You sound awfully healthy to me. (Of course, I'm heading into some counseling myself next week for awhile, so what do I know?)

You, me and BA have the death/grieving thing going on right now. I lost my mentor and father figure earlier this year, and I'm also the executor. He preplanned as well, but even then, It's been really difficult. The emotions pop up at really inconvenient times. Like your mom, I could practically hear him telling me to stop with the emotional crap and move on with the business aspects of dissolving a household and estate. As if.

BUT I'm not built to withstand those types of feelings. They come out sideways and inappropriately. And I'm not willing to pretend it's working for me to pay homage to someone else's voice inside my head. I knew I really needed a safe place to talk through my grief when I walked into his house while the estate people were staging and pricing his household stuff... everything had a price tag on it. And once I started bawling, I couldn't stop. It was awful and I felt like crap for the rest of the day. I looked like a 2 year old who needed a nap.

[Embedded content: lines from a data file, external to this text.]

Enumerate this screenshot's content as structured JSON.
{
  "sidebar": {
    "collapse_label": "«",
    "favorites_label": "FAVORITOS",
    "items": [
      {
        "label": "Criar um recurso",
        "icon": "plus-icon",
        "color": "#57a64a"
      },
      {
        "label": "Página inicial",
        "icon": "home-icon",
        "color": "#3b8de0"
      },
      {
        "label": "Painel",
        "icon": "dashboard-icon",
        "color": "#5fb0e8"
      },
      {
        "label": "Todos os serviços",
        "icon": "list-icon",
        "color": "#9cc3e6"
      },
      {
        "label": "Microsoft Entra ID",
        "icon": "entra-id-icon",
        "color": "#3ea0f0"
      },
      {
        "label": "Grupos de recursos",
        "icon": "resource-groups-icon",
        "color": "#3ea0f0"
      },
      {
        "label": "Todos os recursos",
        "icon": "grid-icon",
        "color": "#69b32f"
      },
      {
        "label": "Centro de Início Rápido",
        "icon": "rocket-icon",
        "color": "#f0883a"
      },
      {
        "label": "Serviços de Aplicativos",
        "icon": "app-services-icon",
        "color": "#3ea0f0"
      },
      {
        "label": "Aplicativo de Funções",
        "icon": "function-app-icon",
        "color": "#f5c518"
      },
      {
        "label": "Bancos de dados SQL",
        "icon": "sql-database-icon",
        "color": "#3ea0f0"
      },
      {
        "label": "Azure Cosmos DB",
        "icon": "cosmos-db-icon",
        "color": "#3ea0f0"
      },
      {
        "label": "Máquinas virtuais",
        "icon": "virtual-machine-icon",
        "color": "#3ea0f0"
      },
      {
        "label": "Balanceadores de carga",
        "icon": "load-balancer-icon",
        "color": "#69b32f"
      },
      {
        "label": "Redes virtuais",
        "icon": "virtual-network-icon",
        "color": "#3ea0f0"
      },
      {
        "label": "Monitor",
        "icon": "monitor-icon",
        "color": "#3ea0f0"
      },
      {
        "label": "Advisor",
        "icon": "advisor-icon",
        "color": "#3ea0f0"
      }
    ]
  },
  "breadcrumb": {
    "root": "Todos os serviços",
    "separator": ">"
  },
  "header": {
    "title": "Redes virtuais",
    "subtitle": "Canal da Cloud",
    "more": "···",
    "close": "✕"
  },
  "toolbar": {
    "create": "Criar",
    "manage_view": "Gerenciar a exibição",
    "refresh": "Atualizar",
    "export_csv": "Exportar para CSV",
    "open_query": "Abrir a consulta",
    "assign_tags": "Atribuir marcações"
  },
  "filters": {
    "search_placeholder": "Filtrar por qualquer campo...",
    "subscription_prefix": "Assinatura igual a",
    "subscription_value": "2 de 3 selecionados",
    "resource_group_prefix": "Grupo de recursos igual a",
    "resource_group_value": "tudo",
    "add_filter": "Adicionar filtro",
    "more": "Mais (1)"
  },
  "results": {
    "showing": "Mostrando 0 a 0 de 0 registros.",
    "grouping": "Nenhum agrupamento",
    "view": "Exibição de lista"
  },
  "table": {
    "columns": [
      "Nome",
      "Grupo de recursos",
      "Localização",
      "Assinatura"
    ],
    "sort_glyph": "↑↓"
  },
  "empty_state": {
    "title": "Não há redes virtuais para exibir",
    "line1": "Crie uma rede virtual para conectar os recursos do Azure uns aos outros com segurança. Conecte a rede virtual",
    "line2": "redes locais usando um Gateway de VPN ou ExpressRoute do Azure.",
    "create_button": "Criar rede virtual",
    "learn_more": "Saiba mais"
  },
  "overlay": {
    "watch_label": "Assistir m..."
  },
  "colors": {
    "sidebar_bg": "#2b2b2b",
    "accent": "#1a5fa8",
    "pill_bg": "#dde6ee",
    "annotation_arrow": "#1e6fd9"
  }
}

I'm happy for you that you're getting another little angel in your life (girl or boy). Proof of life is often a facilitator in the grief process.

Quote:
From my point of view the most liberating aspect of the divorce is I no longer need to justify decisions I make. The only person I can experience reproach from is me. The consequences of decisions are mine and mine alone. I find being beholding only to myself to be rather relaxing. I am more at ease and happier than I have been in a long time. After all I get along with myself quite well.


I am totally right there with you on this one. I've been officially divorced for 9 years now, and the longer I go with being happy for these very reasons, I find it difficult to fathom life any differently. I truly hope that some day I find some steady companionship with someone important, but I'm not sure I really want to get married again. I've really and truly come to appreciate and value the solitary side of my personality that can only be recharged by having these "rights". I know it sounds weird, but it's true.

So in the end, I hope you honor whatever feelings and needs you have, not just because someone said they want you to be different. I'm not saying you should plan to cry in the produce section at the grocery store because your mom loved kumquats, and they look amazing right now... but to have some personal time to reflect and be sad without feeling bad or even guilty for shedding tears. I don't think that death is easy, and it's never a convenient time to lose a parent. Natural, maybe. But good? Nope.

Semper fi. I've always had a secret thing for Marines. Now it's just not so secret, is it?

Hugs-Betsey


"There are only 2 ways to live your life. One is as though nothing is a miracle. The other is as though everything is a miracle."